Hoje Ahmed vive com Fauziu Siddiqui em Karachi. Ele está seriamente perturbado emocionalmente, tem pesadelos e conta histórias confusas sobre onde passou os últimos anos.

Um dia após a prisão, uma unidade de contraterrorismo de Cabul apareceu em Ghazni para investigar o caso. A equipe incluía 10 a 12 americanos. Eles entraram na pequena sala onde ela estava detida, que era dividida por uma cortina e tinha apenas uma porta. Siddiqui estava sentada ou em pé atrás da cortina. Um afegão, que deseja permanecer anônimo, diz que um dos americanos foi até ela imediatamente e que foram feitos disparos poucos segundos depois.
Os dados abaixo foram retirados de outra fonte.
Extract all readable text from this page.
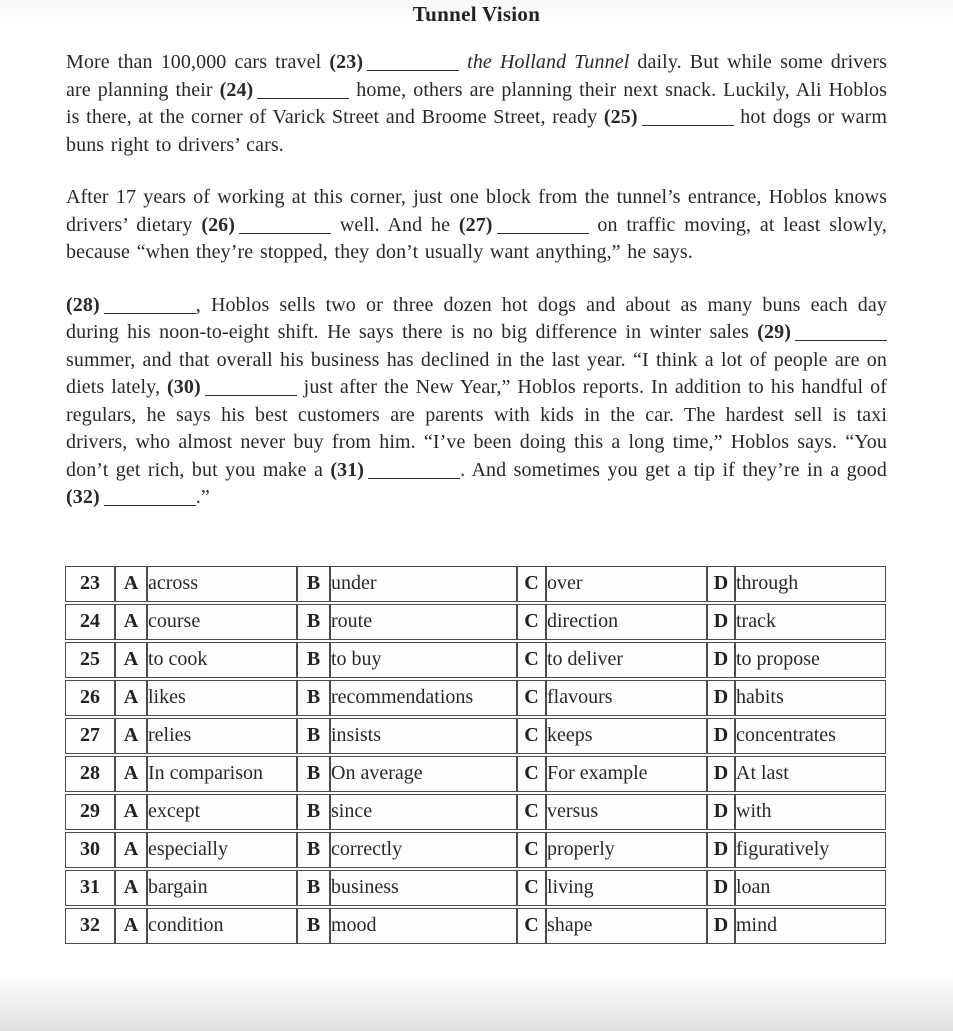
Tunnel Vision

More than 100,000 cars travel (23)	the Holland Tunnel daily. But while some drivers are planning their (24)	home, others are planning their next snack. Luckily, Ali Hoblos is there, at the corner of Varick Street and Broome Street, ready (25)	hot dogs or warm buns right to drivers’ cars.

After 17 years of working at this corner, just one block from the tunnel’s entrance, Hoblos knows drivers’ dietary (26)	well. And he (27)	on traffic moving, at least slowly, because “when they’re stopped, they don’t usually want anything,” he says.

(28)	, Hoblos sells two or three dozen hot dogs and about as many buns each day during his noon-to-eight shift. He says there is no big difference in winter sales (29) summer, and that overall his business has declined in the last year. “I think a lot of people are on diets lately, (30)	just after the New Year,” Hoblos reports. In addition to his handful of regulars, he says his best customers are parents with kids in the car. The hardest sell is taxi drivers, who almost never buy from him. “I’ve been doing this a long time,” Hoblos says. “You don’t get rich, but you make a (31)	. And sometimes you get a tip if they’re in a good (32)	.”

23	A	across	B	under	C	over	D	through
24	A	course	B	route	C	direction	D	track
25	A	to cook	B	to buy	C	to deliver	D	to propose
26	A	likes	B	recommendations	C	flavours	D	habits
27	A	relies	B	insists	C	keeps	D	concentrates
28	A	In comparison	B	On average	C	For example	D	At last
29	A	except	B	since	C	versus	D	with
30	A	especially	B	correctly	C	properly	D	figuratively
31	A	bargain	B	business	C	living	D	loan
32	A	condition	B	mood	C	shape	D	mind
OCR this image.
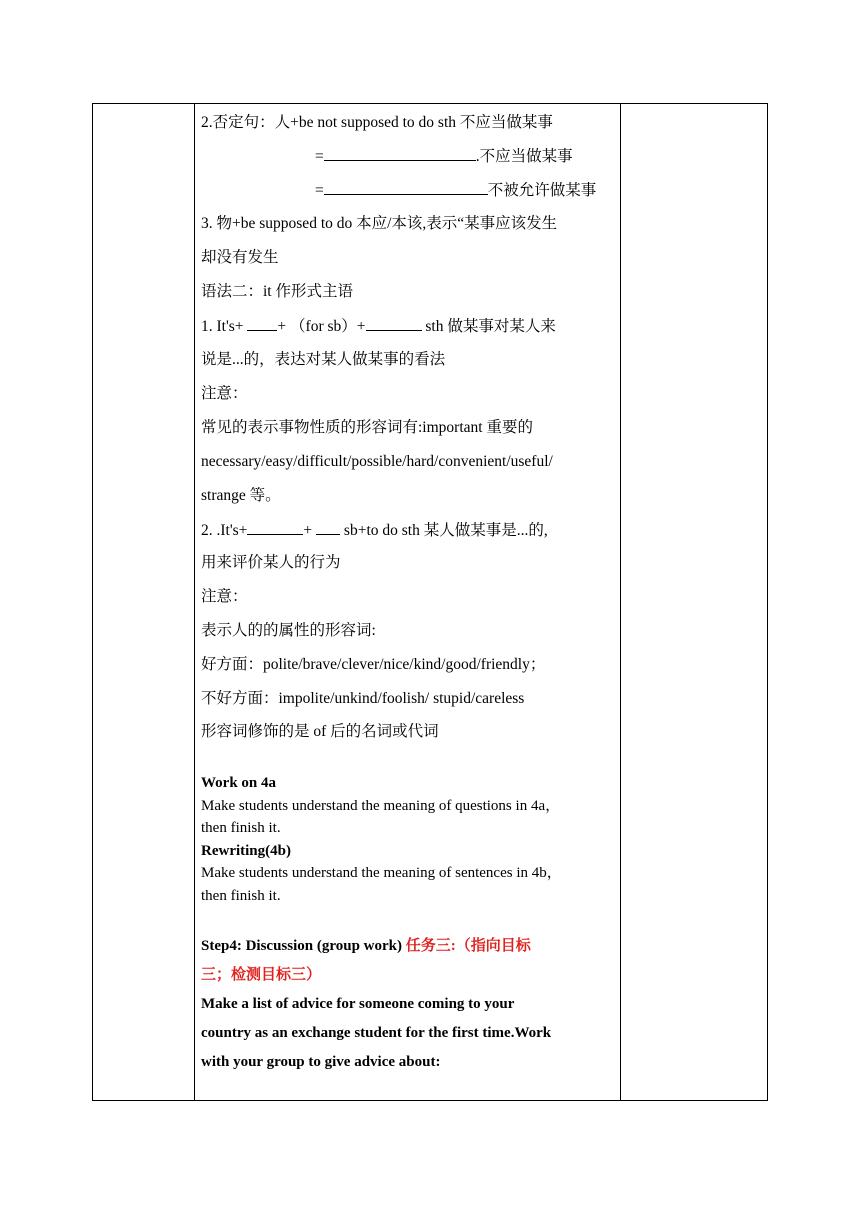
2.否定句：人+be not supposed to do sth 不应当做某事
=	.不应当做某事
=	不被允许做某事
3. 物+be supposed to do 本应/本该,表示“某事应该发生
却没有发生
语法二：it 作形式主语
1. It's+ + （for sb）+	sth 做某事对某人来
说是...的，表达对某人做某事的看法
注意：
常见的表示事物性质的形容词有:important 重要的
necessary/easy/difficult/possible/hard/convenient/useful/
strange 等。
2. .It's+	+  sb+to do sth 某人做某事是...的,
用来评价某人的行为
注意：
表示人的的属性的形容词:
好方面：polite/brave/clever/nice/kind/good/friendly；
不好方面：impolite/unkind/foolish/ stupid/careless
形容词修饰的是 of 后的名词或代词
Work on 4a
Make students understand the meaning of questions in 4a，
then finish it.
Rewriting(4b)
Make students understand the meaning of sentences in 4b，
then finish it.
Step4: Discussion (group work) 任务三:（指向目标
三；检测目标三）
Make a list of advice for someone coming to your
country as an exchange student for the first time.Work
with your group to give advice about:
Siddiqui diz que desmaiou. Ela foi baleada e levada ao hospital em Bagram, onde foi submetida a cirurgia e sobreviveu por pouco.

A acusada
O que exatamente aconteceu naqueles poucos segundos antes dela ser baleada é importante, porque o indiciamento impetrado pelo promotor público em Nova York descreve uma versão dos eventos que diverge consideravelmente da história de Siddiqui. A acusação alega que ela agarrou o rifle de assalto M4 do soldado americano, soltou a trava e fez vários disparos, mas sem atingir ninguém, tudo em questão de segundos. Um dos soldados, agindo em autodefesa, supostamente atirou nela.

Uma pessoa teria que ser familiarizada com o M4 para saber como liberar a trava de segurança. E um soldado americano baixaria sua arma diante de uma terrorista procurada da Al Qaeda na mesma sala?

Uma avaliação psicológica de Siddiqui foi apresentada ao juiz em Nova York no início de novembro. O relatório diz que ela não é competente para ser julgada. Se o caso for a julgamento, e se o tribunal acatar a versão das forças armadas do indiciamento, ele não incluirá qualquer menção sobre as supostas conexões terroristas de Siddiqui, pois não haveria qualquer necessidade de provar qualquer um dos supostos atos terroristas.

E então a pergunta sobre o motivo para Aafia Siddiqui, uma cientista dotada, ter sido considerada a mulher mais perigosa do mundo, permanecerá um mistério para sempre.